Add DNS SRV service discovery support (RFC 2782)#6554
Conversation
Introduce a new `SrvHost` connection string property that enables a single
DNS name to represent an entire high-availability PostgreSQL cluster. When
set, Npgsql resolves `_postgresql._tcp.<SrvHost>` SRV records at
`NpgsqlDataSource` build time and uses the returned host/port pairs as the
multi-host list, sorted by priority (ascending) then weight (descending) per
RFC 2782.
### Changes
**`NpgsqlConnectionStringBuilder`**
- New `SrvHost` string property, exposed as the `SrvHost` keyword in
connection strings (e.g. `SrvHost=cluster.example.com`).
- `PostProcessAndValidate` updated to allow a null/empty `Host` when `SrvHost`
is set, and to enforce mutual exclusivity: supplying both throws
`ArgumentException`.
**`SrvLookup.cs`** (new)
- Static helper class that queries `_postgresql._tcp.<srvHost>` via the
`DnsClient` NuGet package, sorts SRV records by priority / weight, strips
trailing FQDN dots, and returns a comma-separated `host:port,host:port,...`
string ready for use as `NpgsqlConnectionStringBuilder.Host`.
- `SortAndBuild(IEnumerable<SrvRecord>)` is `internal` so unit tests can
exercise sorting logic without a live DNS server.
**`NpgsqlSlimDataSourceBuilder` / `NpgsqlDataSourceBuilder`**
- New `SrvLookupClient` property (`DnsClient.ILookupClient?`). When `null`
(the default), the OS resolver is used.

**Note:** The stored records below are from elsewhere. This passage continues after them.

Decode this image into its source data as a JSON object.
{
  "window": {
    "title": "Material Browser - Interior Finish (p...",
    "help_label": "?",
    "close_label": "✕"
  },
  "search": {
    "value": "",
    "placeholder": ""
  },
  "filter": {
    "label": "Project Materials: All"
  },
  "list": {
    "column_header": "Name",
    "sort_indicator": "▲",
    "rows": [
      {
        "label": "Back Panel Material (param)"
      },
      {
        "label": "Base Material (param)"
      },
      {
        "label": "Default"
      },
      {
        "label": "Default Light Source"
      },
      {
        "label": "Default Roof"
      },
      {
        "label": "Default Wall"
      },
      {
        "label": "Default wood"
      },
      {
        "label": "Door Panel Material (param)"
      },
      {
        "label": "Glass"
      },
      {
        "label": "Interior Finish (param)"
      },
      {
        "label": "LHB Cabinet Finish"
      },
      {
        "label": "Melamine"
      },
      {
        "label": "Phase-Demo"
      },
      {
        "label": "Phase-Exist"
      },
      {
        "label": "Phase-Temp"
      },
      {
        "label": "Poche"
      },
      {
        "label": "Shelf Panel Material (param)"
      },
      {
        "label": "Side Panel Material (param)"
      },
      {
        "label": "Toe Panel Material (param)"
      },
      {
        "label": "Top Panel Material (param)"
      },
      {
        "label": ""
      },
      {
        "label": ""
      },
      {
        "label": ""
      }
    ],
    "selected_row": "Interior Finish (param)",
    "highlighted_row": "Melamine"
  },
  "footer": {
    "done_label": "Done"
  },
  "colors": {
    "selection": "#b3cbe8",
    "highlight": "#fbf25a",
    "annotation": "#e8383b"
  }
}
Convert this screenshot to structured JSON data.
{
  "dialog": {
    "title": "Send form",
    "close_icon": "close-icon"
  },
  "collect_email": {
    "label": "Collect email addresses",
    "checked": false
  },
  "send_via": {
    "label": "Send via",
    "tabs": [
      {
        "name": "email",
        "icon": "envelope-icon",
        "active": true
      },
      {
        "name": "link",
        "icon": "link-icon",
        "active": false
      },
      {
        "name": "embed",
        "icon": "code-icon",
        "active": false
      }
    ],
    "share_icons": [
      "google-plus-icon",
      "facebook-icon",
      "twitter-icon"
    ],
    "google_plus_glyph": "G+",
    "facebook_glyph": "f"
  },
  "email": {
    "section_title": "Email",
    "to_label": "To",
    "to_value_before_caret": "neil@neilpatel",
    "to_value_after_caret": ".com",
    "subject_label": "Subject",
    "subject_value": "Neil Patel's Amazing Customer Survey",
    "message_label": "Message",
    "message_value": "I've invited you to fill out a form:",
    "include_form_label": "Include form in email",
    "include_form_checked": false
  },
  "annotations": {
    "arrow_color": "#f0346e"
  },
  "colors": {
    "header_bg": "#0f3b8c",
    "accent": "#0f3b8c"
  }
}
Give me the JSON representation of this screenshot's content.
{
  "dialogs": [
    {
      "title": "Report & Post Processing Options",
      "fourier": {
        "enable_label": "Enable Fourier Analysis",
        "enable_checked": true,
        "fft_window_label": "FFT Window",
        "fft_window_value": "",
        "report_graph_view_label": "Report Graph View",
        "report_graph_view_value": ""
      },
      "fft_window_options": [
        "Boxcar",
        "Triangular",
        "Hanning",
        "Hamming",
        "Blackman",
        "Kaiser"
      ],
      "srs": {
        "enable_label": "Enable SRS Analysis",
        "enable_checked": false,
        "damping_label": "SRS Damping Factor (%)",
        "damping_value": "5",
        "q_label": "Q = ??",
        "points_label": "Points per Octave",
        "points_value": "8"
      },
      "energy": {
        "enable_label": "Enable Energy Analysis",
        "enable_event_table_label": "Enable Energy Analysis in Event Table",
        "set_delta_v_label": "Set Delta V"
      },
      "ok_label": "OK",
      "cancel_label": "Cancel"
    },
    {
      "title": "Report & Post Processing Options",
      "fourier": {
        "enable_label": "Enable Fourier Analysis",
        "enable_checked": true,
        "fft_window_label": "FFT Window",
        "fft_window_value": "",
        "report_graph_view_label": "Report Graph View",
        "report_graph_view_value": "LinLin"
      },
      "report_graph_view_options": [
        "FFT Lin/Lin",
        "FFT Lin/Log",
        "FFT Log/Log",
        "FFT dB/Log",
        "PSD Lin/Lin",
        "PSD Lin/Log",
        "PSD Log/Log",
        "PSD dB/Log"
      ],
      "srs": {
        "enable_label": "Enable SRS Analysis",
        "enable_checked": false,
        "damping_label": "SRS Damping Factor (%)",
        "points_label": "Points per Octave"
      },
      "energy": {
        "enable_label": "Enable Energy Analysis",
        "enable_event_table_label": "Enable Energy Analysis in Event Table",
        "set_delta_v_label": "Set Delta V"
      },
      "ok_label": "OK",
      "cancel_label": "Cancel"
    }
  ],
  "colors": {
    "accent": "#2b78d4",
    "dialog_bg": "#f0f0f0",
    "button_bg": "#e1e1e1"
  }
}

Inject a custom client in tests to
return deterministic SRV records without hitting DNS.
- `Build()` and `BuildMultiHost()` call `ResolveSrvIfNeeded()` before
`PostProcessAndValidate()`, expanding SRV results into the `Host` property
so the existing multi-host path handles all subsequent connection logic.
**Dependency**
- `DnsClient 1.8.0` added to `Directory.Packages.props` and `Npgsql.csproj`.
### New test project — `Npgsql.SrvTests`
Isolated from the main `Npgsql.Tests` assembly (which requires a live
PostgreSQL server) so SRV unit tests can run on any machine without a
database.
Unit tests cover:
- Connection-string roundtrip and keyword parsing.
- `SrvHost` / `Host` mutual exclusivity.
- RFC 2782 sort order: priority ascending, weight descending.
- Trailing-dot stripping from FQDNs returned by DnsClient.
- Priority/weight ordering mirroring the real records at `mmatvei.ru`.
- Empty result set throws `NpgsqlException`.
`ResolveSrvLive` performs an end-to-end DNS lookup against
`_postgresql._tcp.mmatvei.ru` (four real SRV records, priorities 96–100)
and verifies ordering. The test skips automatically if the records are
unreachable. Set `NPGSQL_TEST_SRV_DNS=<ip>` to force a specific nameserver
(useful when the system resolver has a stale negative cache).
### Usage
```csharp
// Connection string keyword
var ds = NpgsqlDataSource.Create(
"SrvHost=cluster.example.com;Database=app;Username=app_user");
// Builder API
var builder = new NpgsqlDataSourceBuilder();
builder.ConnectionStringBuilder.SrvHost = "cluster.example.com";
builder.ConnectionStringBuilder.Database = "app";
var ds = builder.Build();
```
### Connection string format
```
SrvHost=cluster.example.com;Database=mydb;Username=myuser;Password=...
```
### Notes
- SRV resolution happens once at `Build()` time. Re-build the data source to
re-query DNS (matches how `NpgsqlMultiHostDataSource` works today).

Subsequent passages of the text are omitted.